He [an elder or overseer] must hold firmly to the trustworthy message as it has been taught, so that he can encourage others by sound doctrine and refute those who oppose it.[1]
You, however, must teach what is appropriate to sound doctrine.[2]
As I urged you when I went into Macedonia, stay there in Ephesus so that you may command certain people not to teach false doctrines any longer.[3]
For the time will come when people will not put up with sound doctrine. Instead, to suit their own desires, they will gather around them a great number of teachers to say what their itching ears want to hear.[4]
Watch your life and doctrine closely. Persevere in them, because if you do, you will save both yourself and your hearers.[5]

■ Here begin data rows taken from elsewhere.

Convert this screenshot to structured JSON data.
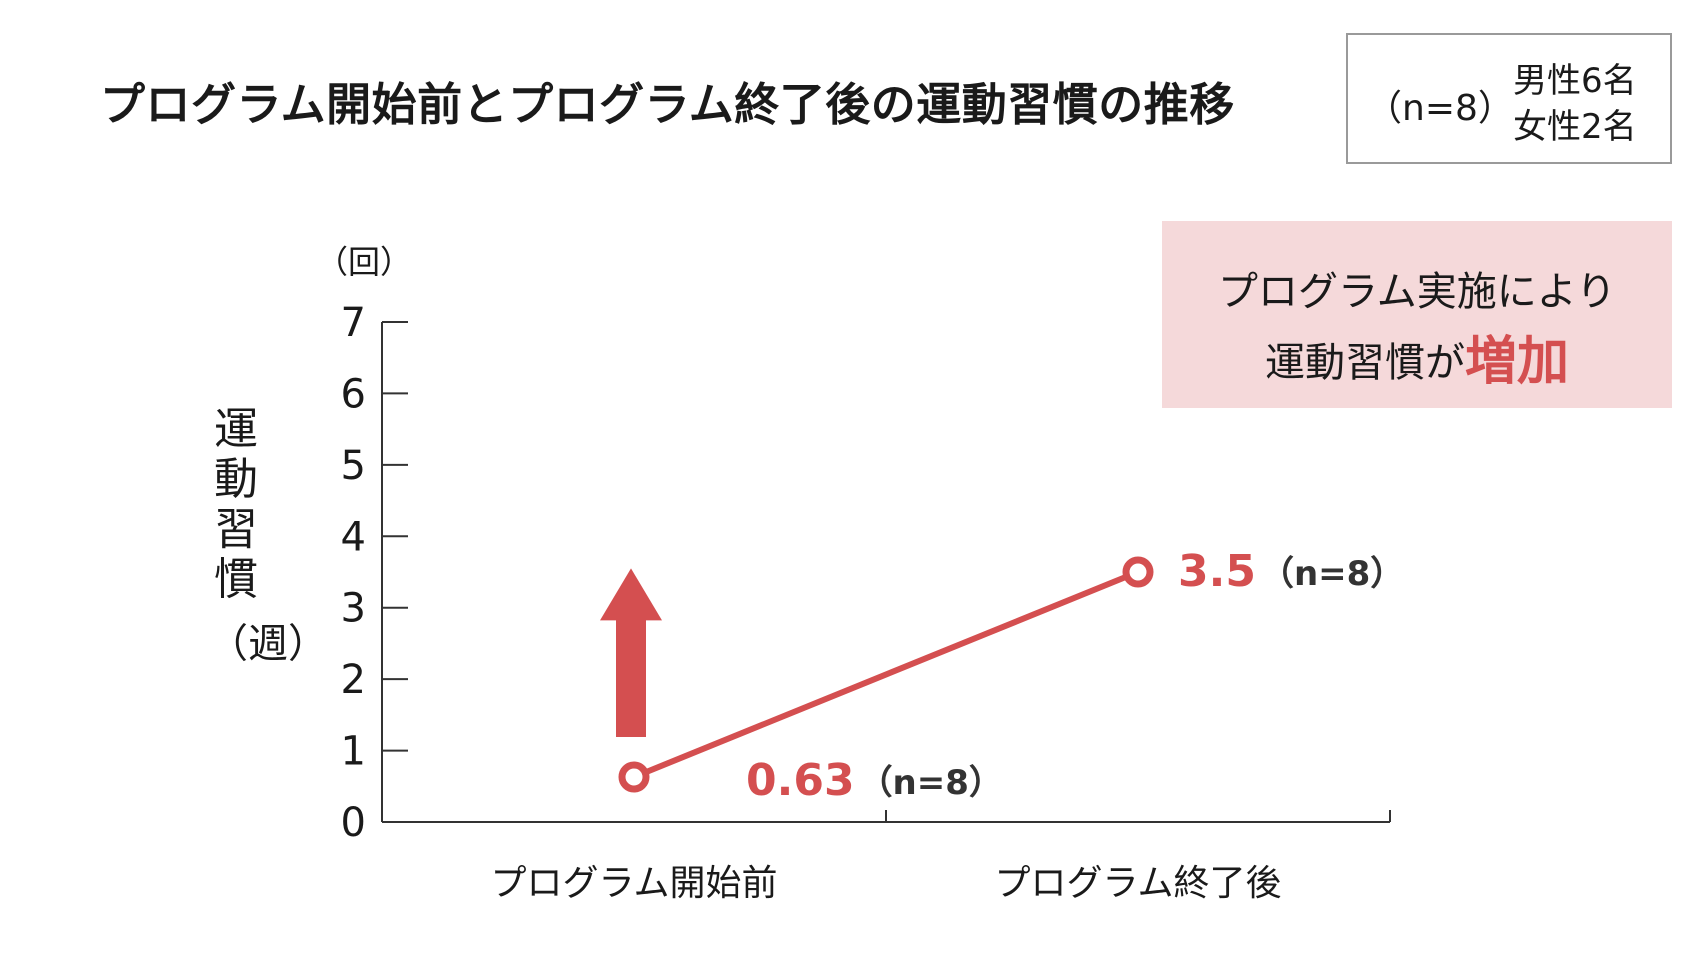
{
  "title": "プログラム開始前とプログラム終了後の運動習慣の推移",
  "sample": {
    "n": "（n=8）",
    "male": "男性6名",
    "female": "女性2名"
  },
  "callout": {
    "line1": "プログラム実施により",
    "line2_prefix": "運動習慣が",
    "line2_emphasis": "増加"
  },
  "colors": {
    "accent": "#d44f50",
    "callout_bg": "#f5d9da",
    "axis": "#333333"
  },
  "chart_data": {
    "type": "line",
    "categories": [
      "プログラム開始前",
      "プログラム終了後"
    ],
    "series": [
      {
        "values": [
          0.63,
          3.5
        ],
        "value_labels": [
          "0.63",
          "3.5"
        ],
        "n_labels": [
          "（n=8）",
          "（n=8）"
        ]
      }
    ],
    "y_unit": "（回）",
    "ylabel_chars": [
      "運",
      "動",
      "習",
      "慣"
    ],
    "ylabel_paren": "（週）",
    "ylim": [
      0,
      7
    ],
    "yticks": [
      0,
      1,
      2,
      3,
      4,
      5,
      6,
      7
    ],
    "grid": false,
    "annotation": "up-arrow"
  }
}
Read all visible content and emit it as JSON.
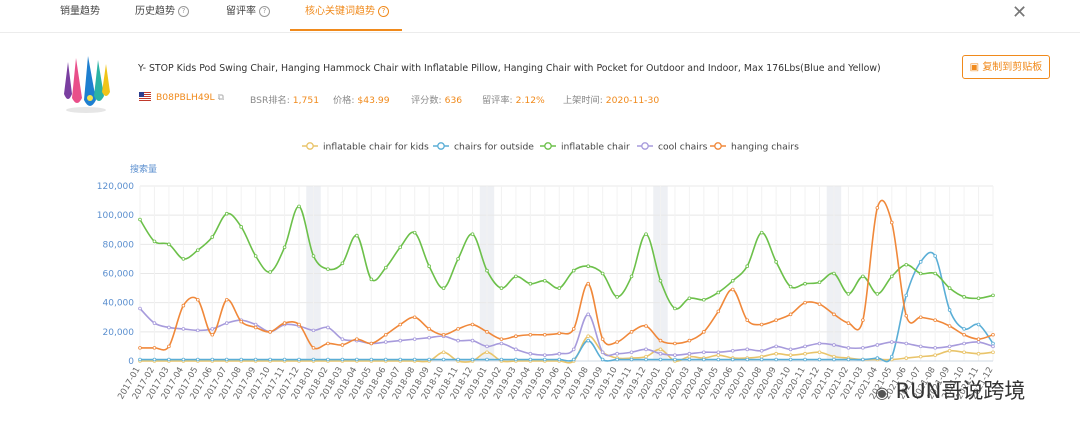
{
  "tabs": [
    {
      "label": "销量趋势",
      "help": false
    },
    {
      "label": "历史趋势",
      "help": true
    },
    {
      "label": "留评率",
      "help": true
    },
    {
      "label": "核心关键词趋势",
      "help": true,
      "active": true
    }
  ],
  "product": {
    "title": "Y- STOP Kids Pod Swing Chair, Hanging Hammock Chair with Inflatable Pillow, Hanging Chair with Pocket for Outdoor and Indoor, Max 176Lbs(Blue and Yellow)",
    "asin": "B08PBLH49L",
    "bsr_label": "BSR排名:",
    "bsr": "1,751",
    "price_label": "价格:",
    "price": "$43.99",
    "reviews_label": "评分数:",
    "reviews": "636",
    "review_rate_label": "留评率:",
    "review_rate": "2.12%",
    "launch_label": "上架时间:",
    "launch": "2020-11-30",
    "copy_button": "复制到剪贴板"
  },
  "watermark": "RUN哥说跨境",
  "colors": {
    "accent": "#f08a1c"
  },
  "chart_data": {
    "type": "line",
    "ylabel": "搜索量",
    "ylim": [
      0,
      120000
    ],
    "yticks": [
      0,
      20000,
      40000,
      60000,
      80000,
      100000,
      120000
    ],
    "ytick_labels": [
      "0",
      "20,000",
      "40,000",
      "60,000",
      "80,000",
      "100,000",
      "120,000"
    ],
    "categories": [
      "2017-01",
      "2017-02",
      "2017-03",
      "2017-04",
      "2017-05",
      "2017-06",
      "2017-07",
      "2017-08",
      "2017-09",
      "2017-10",
      "2017-11",
      "2017-12",
      "2018-01",
      "2018-02",
      "2018-03",
      "2018-04",
      "2018-05",
      "2018-06",
      "2018-07",
      "2018-08",
      "2018-09",
      "2018-10",
      "2018-11",
      "2018-12",
      "2019-01",
      "2019-02",
      "2019-03",
      "2019-04",
      "2019-05",
      "2019-06",
      "2019-07",
      "2019-08",
      "2019-09",
      "2019-10",
      "2019-11",
      "2019-12",
      "2020-01",
      "2020-02",
      "2020-03",
      "2020-04",
      "2020-05",
      "2020-06",
      "2020-07",
      "2020-08",
      "2020-09",
      "2020-10",
      "2020-11",
      "2020-12",
      "2021-01",
      "2021-02",
      "2021-03",
      "2021-04",
      "2021-05",
      "2021-06",
      "2021-07",
      "2021-08",
      "2021-09",
      "2021-10",
      "2021-11",
      "2021-12"
    ],
    "shaded_bands": [
      "2018-01",
      "2019-01",
      "2020-01",
      "2021-01"
    ],
    "series": [
      {
        "name": "inflatable chair for kids",
        "color": "#e9c46a",
        "values": [
          0,
          0,
          0,
          0,
          0,
          0,
          0,
          0,
          0,
          0,
          0,
          0,
          0,
          0,
          0,
          0,
          0,
          0,
          0,
          0,
          0,
          6000,
          0,
          0,
          6000,
          0,
          0,
          0,
          0,
          0,
          0,
          17000,
          6000,
          2000,
          2000,
          3000,
          8000,
          0,
          3000,
          2000,
          4000,
          2000,
          2000,
          3000,
          5000,
          4000,
          5000,
          6000,
          3000,
          2000,
          1000,
          1000,
          1000,
          2000,
          3000,
          4000,
          7000,
          6000,
          5000,
          6000
        ]
      },
      {
        "name": "chairs for outside",
        "color": "#5aaed6",
        "values": [
          1000,
          1000,
          1000,
          1000,
          1000,
          1000,
          1000,
          1000,
          1000,
          1000,
          1000,
          1000,
          1000,
          1000,
          1000,
          1000,
          1000,
          1000,
          1000,
          1000,
          1000,
          1000,
          1000,
          1000,
          1000,
          1000,
          1000,
          1000,
          1000,
          1000,
          1000,
          14000,
          1000,
          1000,
          1000,
          1000,
          1000,
          1000,
          1000,
          1000,
          1000,
          1000,
          1000,
          1000,
          1000,
          1000,
          1000,
          1000,
          1000,
          1000,
          1000,
          2000,
          3000,
          45000,
          68000,
          72000,
          35000,
          22000,
          25000,
          12000
        ]
      },
      {
        "name": "inflatable chair",
        "color": "#6cc04a",
        "values": [
          97000,
          82000,
          80000,
          70000,
          76000,
          85000,
          101000,
          92000,
          72000,
          61000,
          78000,
          106000,
          72000,
          63000,
          67000,
          86000,
          56000,
          64000,
          78000,
          88000,
          65000,
          50000,
          70000,
          87000,
          62000,
          50000,
          58000,
          53000,
          55000,
          50000,
          62000,
          65000,
          60000,
          44000,
          58000,
          87000,
          55000,
          36000,
          43000,
          42000,
          47000,
          55000,
          65000,
          88000,
          68000,
          51000,
          53000,
          54000,
          60000,
          46000,
          58000,
          46000,
          58000,
          66000,
          60000,
          60000,
          50000,
          44000,
          43000,
          45000
        ]
      },
      {
        "name": "cool chairs",
        "color": "#a79bdc",
        "values": [
          36000,
          26000,
          23000,
          22000,
          21000,
          22000,
          26000,
          28000,
          25000,
          20000,
          25000,
          24000,
          21000,
          23000,
          15000,
          14000,
          12000,
          13000,
          14000,
          15000,
          16000,
          17000,
          14000,
          14000,
          10000,
          12000,
          8000,
          5000,
          4000,
          5000,
          8000,
          32000,
          6000,
          5000,
          6000,
          8000,
          5000,
          4000,
          5000,
          6000,
          6000,
          7000,
          8000,
          7000,
          10000,
          8000,
          10000,
          12000,
          11000,
          9000,
          9000,
          11000,
          13000,
          12000,
          10000,
          9000,
          10000,
          12000,
          13000,
          10000
        ]
      },
      {
        "name": "hanging chairs",
        "color": "#f0883a",
        "values": [
          9000,
          9000,
          10000,
          38000,
          42000,
          18000,
          42000,
          27000,
          23000,
          20000,
          26000,
          25000,
          9000,
          12000,
          11000,
          15000,
          12000,
          18000,
          25000,
          30000,
          22000,
          18000,
          22000,
          25000,
          20000,
          15000,
          17000,
          18000,
          18000,
          19000,
          22000,
          53000,
          15000,
          13000,
          20000,
          24000,
          14000,
          12000,
          14000,
          20000,
          34000,
          49000,
          28000,
          25000,
          28000,
          32000,
          40000,
          39000,
          32000,
          26000,
          28000,
          105000,
          95000,
          31000,
          30000,
          28000,
          24000,
          18000,
          15000,
          18000
        ]
      }
    ]
  }
}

It is this last verse that I really want to focus on. Paul writes to his protégé Timothy, warning him to hold fast to didaskalía—that is instruction[6] and “property applied-teaching.”[7] Given the above directions to teach in accordance with sound doctrine and to be wary of those who will present and seek unsound doctrine, we must ask ourselves two questions. First, how do we determine what is or is not sound doctrine. Second, how do we watch our doctrine closely?
Fortunately, God gives us answers to both questions. Titus 1:9 gives us the short answer to how to analyze doctrine. Paul writes to “hold firmly to trustworthy message as it has been taught” (emphasis added). That message is the gospel. We hold to sound doctrine when we hold to the gospel. In the next chapter, Paul follows up his command to “teach what is appropriate to sound doctrine” with lists of things to teach, suggesting they are consistent with sound doctrine.
John also gives us methods of testing purveyors of doctrine, whether it is good or bad, when he writes, “Anyone who runs ahead and does not continue in the teaching of Christ does not have God.”[8] Furthermore, he instructs, “This is how you can recognize the Spirit of God: Every spirit that acknowledges that Jesus Christ has come in the flesh is from God, but every spirit that does not acknowledge Jesus is not from God.”[9]
The simple test of doctrine is whether or not it agrees with God and His Word. My wife works at a bank, and she tells me that the way tellers at a bank spot counterfeit bills is not by studying counterfeit bills to know what they look like, but by studying genuine bills so that they recognize anything inconsistent with them. Put another way, as the Newsboys once sang, “we know a line is crooked ’cause we know what’s straight.”[10] The way to recognize false doctrine is to be so intimately familiar with true doctrine that anything contrary triggers red flags and alarm claxons.
This dovetails into watching our doctrine closely. Again, Scripture guides us. Paul wrote to the Thessalonians, “So then, brothers and sisters, stand firm and hold fast to the teachings we passed on to you, whether by word of mouth or by letter.”[11] He told Timothy to persevere, that is, to keep on keeping on in his life and doctrine. He instructed the church in Ephesus that “Christ himself gave the apostles, the prophets, the evangelists, the pastors and teachers, to equip his people for works of service,” saying then that the body would be built up, be unified, and would attain to “the whole measure of the fullness of Christ.” Look what comes next: “Then we will no longer be infants, tossed back and forth by the waves, and blown here and there by every wind of teaching and by the cunning and craftiness of people in their deceitful scheming.”[12]
I could go on and on citing New Testament verses and directives because, in essence, the extent of the epistles show us how to watch our doctrine closely. They give us correct doctrine, the plumb bob by which we can tell if something is crooked, and they give us the methods of putting that doctrine into practice, of holding fast to it. Thus Paul's admonition to also "watch your life." The two are intricately linked.
I’ll close by quoting J.I. Packer, which I believe I’ve done before, but it bears repeating: “Doctrinal preaching certainly bores the hypocrites; but it is only doctrinal preaching that will save Christ's sheep.”
Sounds like somebody else we just read . . .
[1] Titus 1:9
[2] Titus 2:1
[3] I Timothy 1:3
[4] II Timothy 4:3
[5] I Timothy 4:16
[6] See Strong’s Concordance
[7] HELPS Word-studies copyright © 1987, 2011 by Helps Ministries, Inc.
[8] II John 1:9
[9] I John 4:2-3
[10] Newsboys. “Believe.” Step Up to the Microphone, Star Song, 1998.